In Breve
- Cosa è successo con i dati dei viaggiatori?
- Circa 220 milioni di record di viaggiatori sono stati esposti a causa di misconfigurazioni in un archivio cloud.
- Quali informazioni sono state esposte?
- I dati esposti includono nomi, date di nascita, nazionalità e numeri di passaporto.
- Chi ha scoperto l'incidente?
- Ricercatori hanno identificato l'esposizione e hanno segnalato il problema alle autorità competenti.
Un grave incidente di sicurezza informatica ha portato all’esposizione di circa 220 milioni di record di viaggiatori a causa di misconfigurazioni in un archivio cloud. I dati, creati tra gennaio 2017 e aprile 2026, riguardano passeggeri e membri dell’equipaggio e sono stati scoperti da ricercatori che hanno identificato un cluster Elasticsearch accessibile tramite un percorso cloud alternativo.
Questo archivio comprendeva 29 indici e occupava circa 107 GB di dati.
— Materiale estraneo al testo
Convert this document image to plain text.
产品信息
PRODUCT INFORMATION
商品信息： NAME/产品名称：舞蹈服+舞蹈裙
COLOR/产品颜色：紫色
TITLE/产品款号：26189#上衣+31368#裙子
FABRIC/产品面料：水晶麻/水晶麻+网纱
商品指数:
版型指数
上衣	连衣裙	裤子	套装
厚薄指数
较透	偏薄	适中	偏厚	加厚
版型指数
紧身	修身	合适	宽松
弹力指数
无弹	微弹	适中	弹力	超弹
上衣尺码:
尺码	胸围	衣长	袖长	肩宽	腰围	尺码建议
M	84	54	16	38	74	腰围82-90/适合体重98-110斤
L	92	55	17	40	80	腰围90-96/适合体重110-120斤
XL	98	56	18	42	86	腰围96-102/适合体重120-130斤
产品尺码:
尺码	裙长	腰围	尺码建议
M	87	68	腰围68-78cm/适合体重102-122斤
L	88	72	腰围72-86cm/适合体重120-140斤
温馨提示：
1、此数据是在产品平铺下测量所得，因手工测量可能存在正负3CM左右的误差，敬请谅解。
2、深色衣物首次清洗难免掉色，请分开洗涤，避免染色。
Tra le informazioni esposte si trovano dati personali identificativi, come nomi, date di nascita, nazionalità, numeri di passaporto e dettagli di viaggio, inclusi sesso, date di scadenza dei documenti e compagnie aeree coinvolte.
Non è stato possibile determinare con certezza l’operatore del sistema, ma l’infrastruttura era ospitata in blocchi IP assegnati a Viettel, una compagnia di telecomunicazioni vietnamita, e localizzata ad Hanoi. Due indici principali contenevano rispettivamente 210.318.069 record di passeggeri e 10.465.631 record di equipaggio, con dati relativi a persone che hanno viaggiato da, verso o attraverso il Vietnam, con possibili duplicazioni per viaggi multipli.
Le nazionalità coinvolte includono cittadini canadesi, cinesi, coreani e neozelandesi, e i dati non sono limitati a una sola compagnia aerea, ma riguardano vettori in Asia-Pacifico, Europa e Medio Oriente. La scoperta è stata segnalata il 3 giugno alle autorità vietnamite e alle compagnie aeree interessate, mentre l’archivio è stato reso inaccessibile l’8 giugno.
Il team di sicurezza di Singapore Airlines ha coordinato le attività di contenimento, comunicando di aver coinvolto le parti interessate. Tuttavia, senza un’analisi dei log e un’indagine forense completa, non è possibile stabilire se attori malevoli abbiano avuto accesso ai dati o se siano stati esfiltrati. Attualmente, non ci sono evidenze di vendita dell’archivio sul dark web né rivendicazioni pubbliche da parte di gruppi di hacking.
Le misconfigurazioni di database e la scarsa visibilità sull’infrastruttura cloud sono state identificate come cause ricorrenti di fughe di dati. Cassius Edison, COO di Closed Door Security, ha sottolineato che la complessità delle tecnologie gestite e la mancanza di audit facilitano errori di configurazione. Edison raccomanda l’uso di penetration test e verifiche di sicurezza indipendenti per prevenire simili incidenti in futuro.
Nel 2026, sono stati segnalati altri incidenti significativi di esposizione di dati, tra cui centinaia di milioni di record da un fornitore di identità e oltre tre miliardi di record derivanti da un database MongoDB mal configurato. Questi eventi evidenziano l’importanza di una gestione sicura delle informazioni e di una vigilanza costante sulle infrastrutture cloud.